Most rural primary schools had a prized possession that was looked after by no lesser a person than the headmaster – a small battery-powered transistor radio – which was used for radio lessons to complement the inadequate teaching material. Radio was a technology that had generally good reception in 80% of the country, but border areas had no coverage on the FM frequencies.

Television was another technology that could have been used for education purposes, but it was an expensive mode and very few black families could afford purchasing a television set and its reception only covered 60% of the country – mainly urban areas and commercial farming communities and mines.

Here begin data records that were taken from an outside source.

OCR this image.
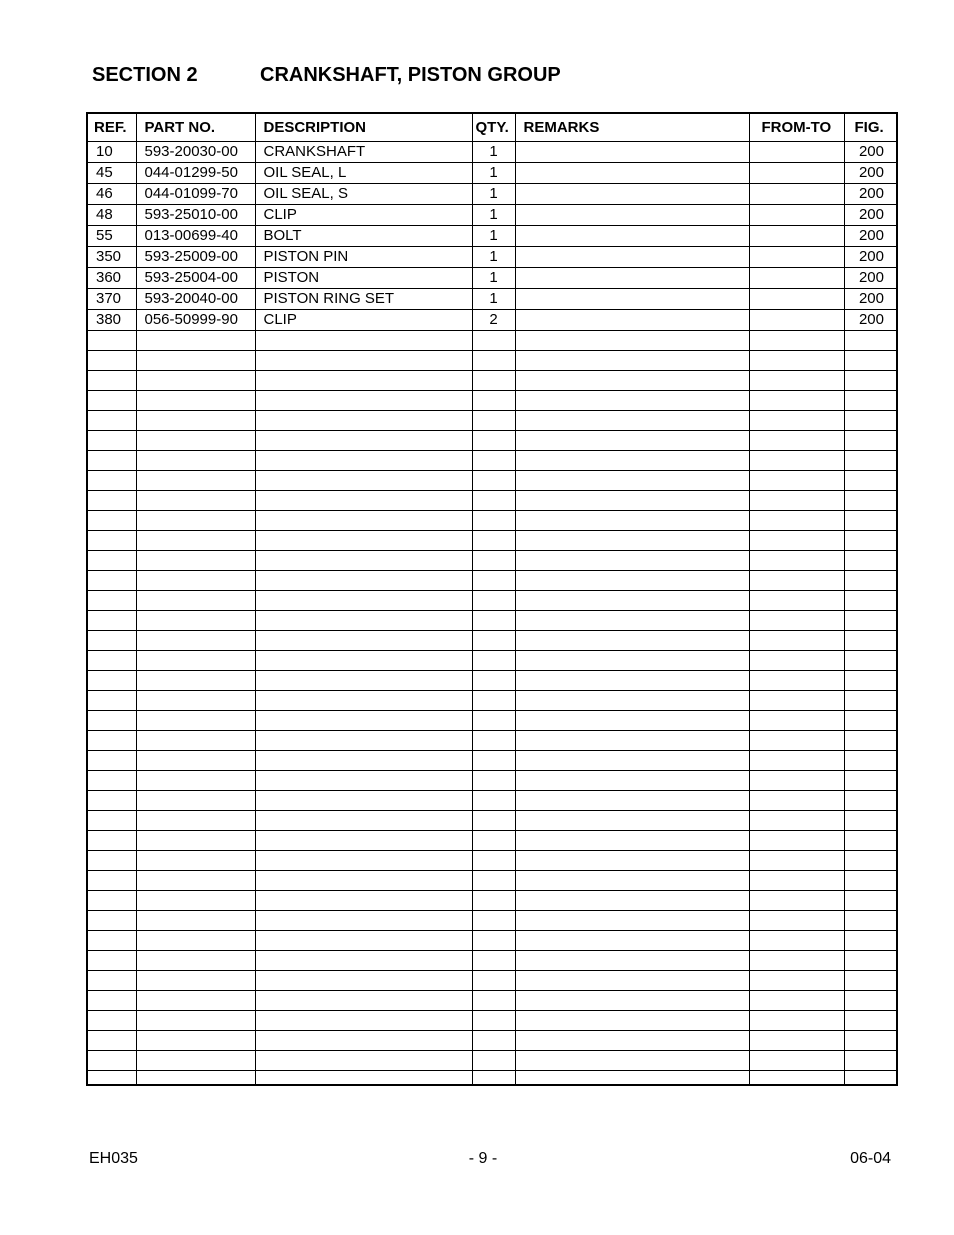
SECTION 2	CRANKSHAFT, PISTON GROUP
REF.	PART NO.	DESCRIPTION	QTY.	REMARKS	FROM-TO	FIG.
10	593-20030-00	CRANKSHAFT	1			200
45	044-01299-50	OIL SEAL, L	1			200
46	044-01099-70	OIL SEAL, S	1			200
48	593-25010-00	CLIP	1			200
55	013-00699-40	BOLT	1			200
350	593-25009-00	PISTON PIN	1			200
360	593-25004-00	PISTON	1			200
370	593-20040-00	PISTON RING SET	1			200
380	056-50999-90	CLIP	2			200

EH035	- 9 -	06-04
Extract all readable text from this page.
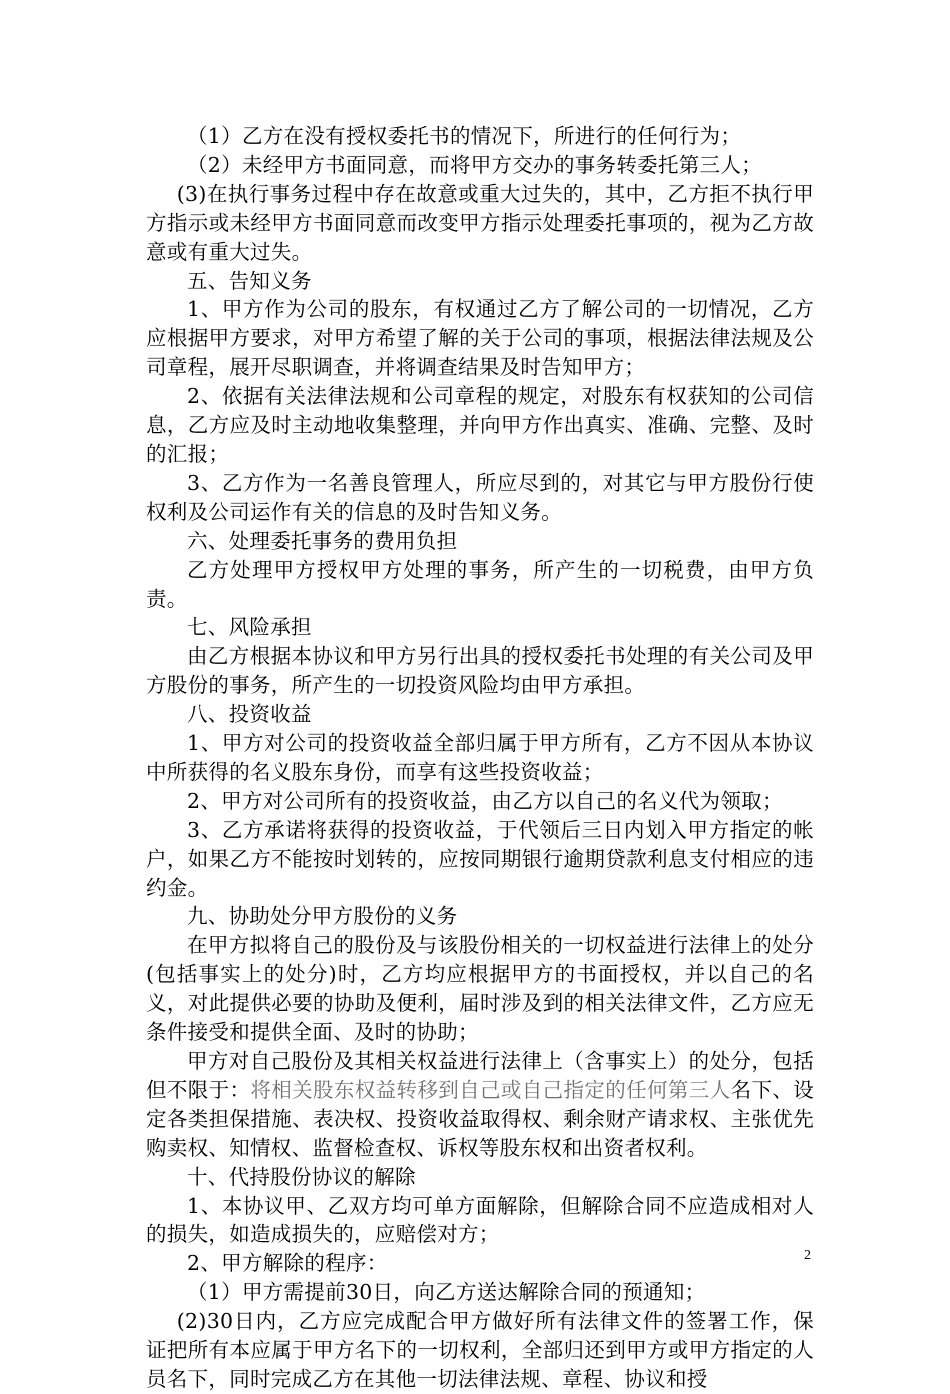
（1）乙方在没有授权委托书的情况下，所进行的任何行为；

（2）未经甲方书面同意，而将甲方交办的事务转委托第三人；

(3)在执行事务过程中存在故意或重大过失的，其中，乙方拒不执行甲方指示或未经甲方书面同意而改变甲方指示处理委托事项的，视为乙方故意或有重大过失。

五、告知义务

1、甲方作为公司的股东，有权通过乙方了解公司的一切情况，乙方应根据甲方要求，对甲方希望了解的关于公司的事项，根据法律法规及公司章程，展开尽职调查，并将调查结果及时告知甲方；

2、依据有关法律法规和公司章程的规定，对股东有权获知的公司信息，乙方应及时主动地收集整理，并向甲方作出真实、准确、完整、及时的汇报；

3、乙方作为一名善良管理人，所应尽到的，对其它与甲方股份行使权利及公司运作有关的信息的及时告知义务。

六、处理委托事务的费用负担

乙方处理甲方授权甲方处理的事务，所产生的一切税费，由甲方负责。

七、风险承担

由乙方根据本协议和甲方另行出具的授权委托书处理的有关公司及甲方股份的事务，所产生的一切投资风险均由甲方承担。

八、投资收益

1、甲方对公司的投资收益全部归属于甲方所有，乙方不因从本协议中所获得的名义股东身份，而享有这些投资收益；

2、甲方对公司所有的投资收益，由乙方以自己的名义代为领取；

3、乙方承诺将获得的投资收益，于代领后三日内划入甲方指定的帐户，如果乙方不能按时划转的，应按同期银行逾期贷款利息支付相应的违约金。

九、协助处分甲方股份的义务

在甲方拟将自己的股份及与该股份相关的一切权益进行法律上的处分(包括事实上的处分)时，乙方均应根据甲方的书面授权，并以自己的名义，对此提供必要的协助及便利，届时涉及到的相关法律文件，乙方应无条件接受和提供全面、及时的协助；

甲方对自己股份及其相关权益进行法律上（含事实上）的处分，包括但不限于：将相关股东权益转移到自己或自己指定的任何第三人名下、设定各类担保措施、表决权、投资收益取得权、剩余财产请求权、主张优先购卖权、知情权、监督检查权、诉权等股东权和出资者权利。

十、代持股份协议的解除

1、本协议甲、乙双方均可单方面解除，但解除合同不应造成相对人的损失，如造成损失的，应赔偿对方；

2、甲方解除的程序：

（1）甲方需提前30日，向乙方送达解除合同的预通知；

(2)30日内，乙方应完成配合甲方做好所有法律文件的签署工作，保证把所有本应属于甲方名下的一切权利，全部归还到甲方或甲方指定的人员名下，同时完成乙方在其他一切法律法规、章程、协议和授

2
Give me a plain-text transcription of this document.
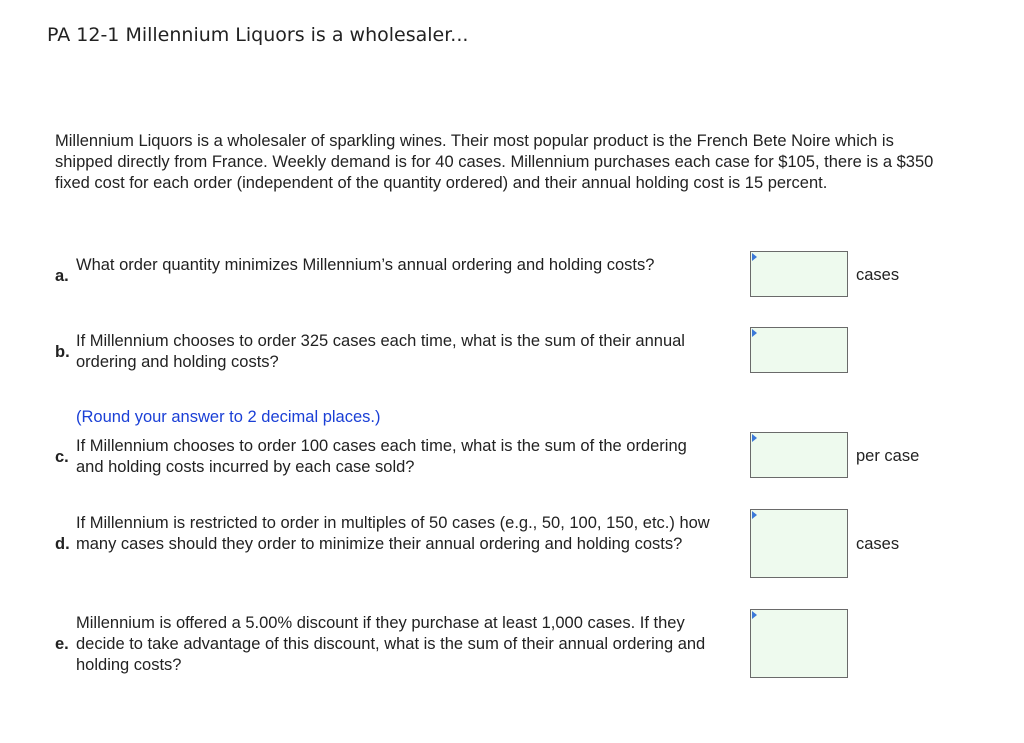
PA 12-1 Millennium Liquors is a wholesaler...
Millennium Liquors is a wholesaler of sparkling wines. Their most popular product is the French Bete Noire which is shipped directly from France. Weekly demand is for 40 cases. Millennium purchases each case for $105, there is a $350 fixed cost for each order (independent of the quantity ordered) and their annual holding cost is 15 percent.
a.
What order quantity minimizes Millennium’s annual ordering and holding costs?
cases
b.
If Millennium chooses to order 325 cases each time, what is the sum of their annual ordering and holding costs?
(Round your answer to 2 decimal places.)
c.
If Millennium chooses to order 100 cases each time, what is the sum of the ordering and holding costs incurred by each case sold?
per case
d.
If Millennium is restricted to order in multiples of 50 cases (e.g., 50, 100, 150, etc.) how many cases should they order to minimize their annual ordering and holding costs?	cases
e.
Millennium is offered a 5.00% discount if they purchase at least 1,000 cases. If they decide to take advantage of this discount, what is the sum of their annual ordering and holding costs?
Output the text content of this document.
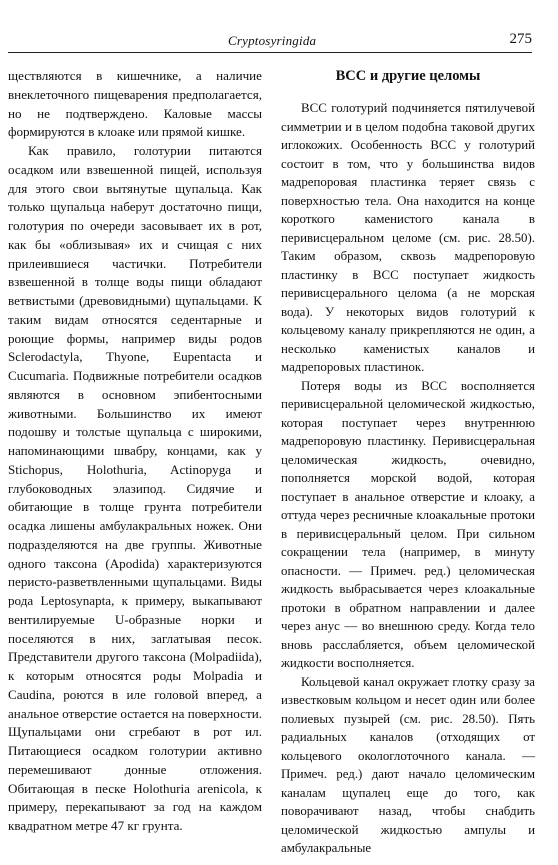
Cryptosyringida	275

ществляются в кишечнике, а наличие внеклеточного пищеварения предполагается, но не подтверждено. Каловые массы формируются в клоаке или прямой кишке.

Как правило, голотурии питаются осадком или взвешенной пищей, используя для этого свои вытянутые щупальца. Как только щупальца наберут достаточно пищи, голотурия по очереди засовывает их в рот, как бы «облизывая» их и счищая с них прилеившиеся частички. Потребители взвешенной в толще воды пищи обладают ветвистыми (древовидными) щупальцами. К таким видам относятся седентарные и роющие формы, например виды родов Sclerodactyla, Thyone, Eupentacta и Cucumaria. Подвижные потребители осадков являются в основном эпибентосными животными. Большинство их имеют подошву и толстые щупальца с широкими, напоминающими швабру, концами, как у Stichopus, Holothuria, Actinopyga и глубоководных элазипод. Сидячие и обитающие в толще грунта потребители осадка лишены амбулакральных ножек. Они подразделяются на две группы. Животные одного таксона (Apodida) характеризуются перисто-разветвленными щупальцами. Виды рода Leptosynapta, к примеру, выкапывают вентилируемые U-образные норки и поселяются в них, заглатывая песок. Представители другого таксона (Molpadiida), к которым относятся роды Molpadia и Caudina, роются в иле головой вперед, а анальное отверстие остается на поверхности. Щупальцами они сгребают в рот ил. Питающиеся осадком голотурии активно перемешивают донные отложения. Обитающая в песке Holothuria arenicola, к примеру, перекапывают за год на каждом квадратном метре 47 кг грунта.

ВСС и другие целомы

ВСС голотурий подчиняется пятилучевой симметрии и в целом подобна таковой других иглокожих. Особенность ВСС у голотурий состоит в том, что у большинства видов мадрепоровая пластинка теряет связь с поверхностью тела. Она находится на конце короткого каменистого канала в перивисцеральном целоме (см. рис. 28.50). Таким образом, сквозь мадрепоровую пластинку в ВСС поступает жидкость перивисцерального целома (а не морская вода). У некоторых видов голотурий к кольцевому каналу прикрепляются не один, а несколько каменистых каналов и мадрепоровых пластинок.

Потеря воды из ВСС восполняется перивисцеральной целомической жидкостью, которая поступает через внутреннюю мадрепоровую пластинку. Перивисцеральная целомическая жидкость, очевидно, пополняется морской водой, которая поступает в анальное отверстие и клоаку, а оттуда через ресничные клоакальные протоки в перивисцеральный целом. При сильном сокращении тела (например, в минуту опасности. — Примеч. ред.) целомическая жидкость выбрасывается через клоакальные протоки в обратном направлении и далее через анус — во внешнюю среду. Когда тело вновь расслабляется, объем целомической жидкости восполняется.

Кольцевой канал окружает глотку сразу за известковым кольцом и несет один или более полиевых пузырей (см. рис. 28.50). Пять радиальных каналов (отходящих от кольцевого окологлоточного канала. — Примеч. ред.) дают начало целомическим каналам щупалец еще до того, как поворачивают назад, чтобы снабдить целомической жидкостью ампулы и амбулакральные
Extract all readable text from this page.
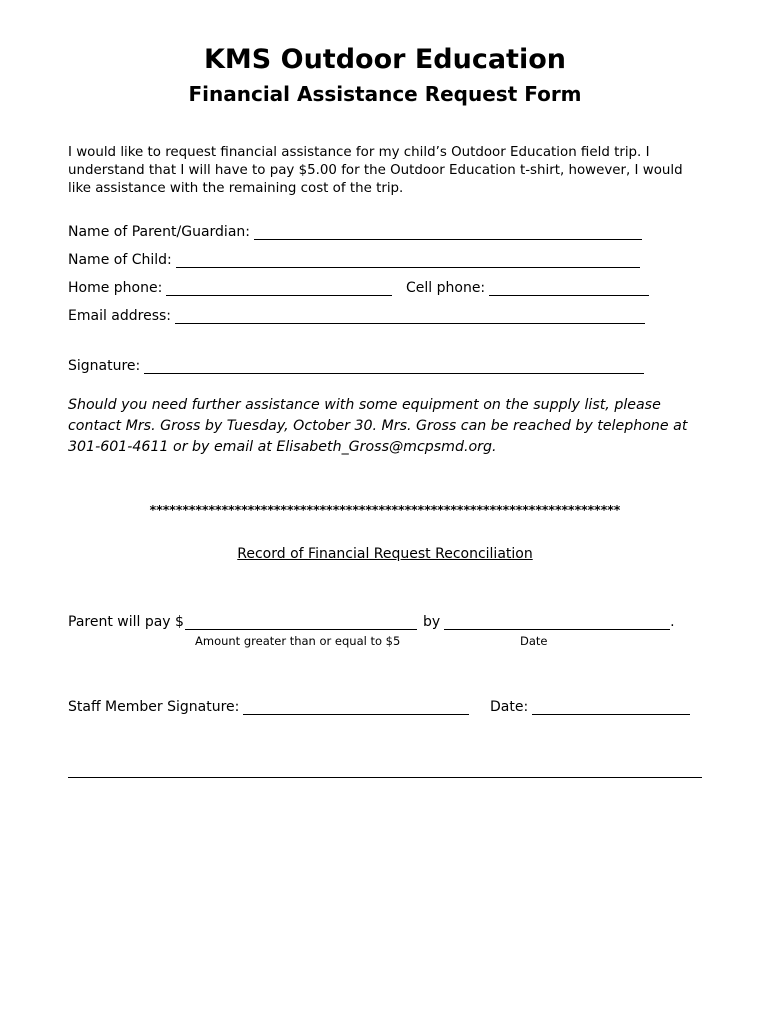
KMS Outdoor Education
Financial Assistance Request Form
I would like to request financial assistance for my child’s Outdoor Education field trip. I understand that I will have to pay $5.00 for the Outdoor Education t-shirt, however, I would like assistance with the remaining cost of the trip.
Name of Parent/Guardian:
Name of Child:
Home phone:	Cell phone:
Email address:
Signature:
Should you need further assistance with some equipment on the supply list, please contact Mrs. Gross by Tuesday, October 30. Mrs. Gross can be reached by telephone at 301-601-4611 or by email at Elisabeth_Gross@mcpsmd.org.
************************************************************************
Record of Financial Request Reconciliation
Parent will pay $	by	.
Amount greater than or equal to $5	Date
Staff Member Signature:	Date:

Mobile and digital technology is a relatively new technology with the first cellular call made as late as 1996 ahead of the World Solar Summit held in Harare. Then the NetOne coverage was only accessible in the capital city mainly the central business district and avenues area.

The technology has grown over the last quarter century, however, it has deliberately been in urban areas and generally followed the national highways.

Mobile technology is not seen as a public service, but a commodity sold to the highest bidder hence following the economic belts in development of base stations.

Eighty percent of the population still get their service through 2G base stations while the remainder in Harare’s northern suburbs and central business district and Bulawayo have access to 4G or 4G LTE technology.

The country’s dalliance with neo-liberal policies of privatisation during the structural adjustment programme between 1990 and 1995 and since 2000 under the title Staff-Monitored Programme have had a devastating effect of widening the gap not only between the rich and poor, but also between the urban and rural.

Private companies – network providers have largely concentrated on developing infrastructure in urban areas, including their new fibre data networks, leaving the poor rural communities outside the digital revolution.

COVID-19 lockdown has further exposed where we stand as a country when only rich, cash flash private schools have reopened online for the second term while all other schools are waiting for the pandemic to be put under control before they can resume lessons. The pupils at these private schools come from the rich families, they have smartphones and laptops and most have access to 4G LTE base stations in the northern suburbs that can allow seamless video streaming and conferencing.

Even if the poor from high-density suburbs can afford a secondhand smartphone or laptop for e-learning, the cost of data and use of 2G base stations will make it an exercise in futility.

By no fault of theirs, except to be born of poor parents, pupils in rural communities and high-density suburbs have been systematically declined education.

Zimbabwe’s neighbour South Africa has adopted e-learning too but made it easier for the poor to access education on television and radio. For tertiary students, colleges are giving students 30 gigabytes of data and have negotiated with network providers to zero-rate access to some academic sites.

Our Cabinet by deciding on e-learning without considering the digital infrastructure and associated costs of delivering lessons online has shown how distant it is from the common men and women.

It has proven how neoliberal it is – going to bed with MNO and data companies instead of protecting the vulnerable.

It is beyond shocking that the regime chose online learning ahead of radio or television lesson that could be accessed by the majority. It is now a government for the few and not the many.

As hard as it may sound, the regime has decided to make children of the poor perpetual drawers of water and hewers of wood by making education a privilege instead of a right.

Paidamoyo Muzulu is a journalist and writes here in his personal capacity.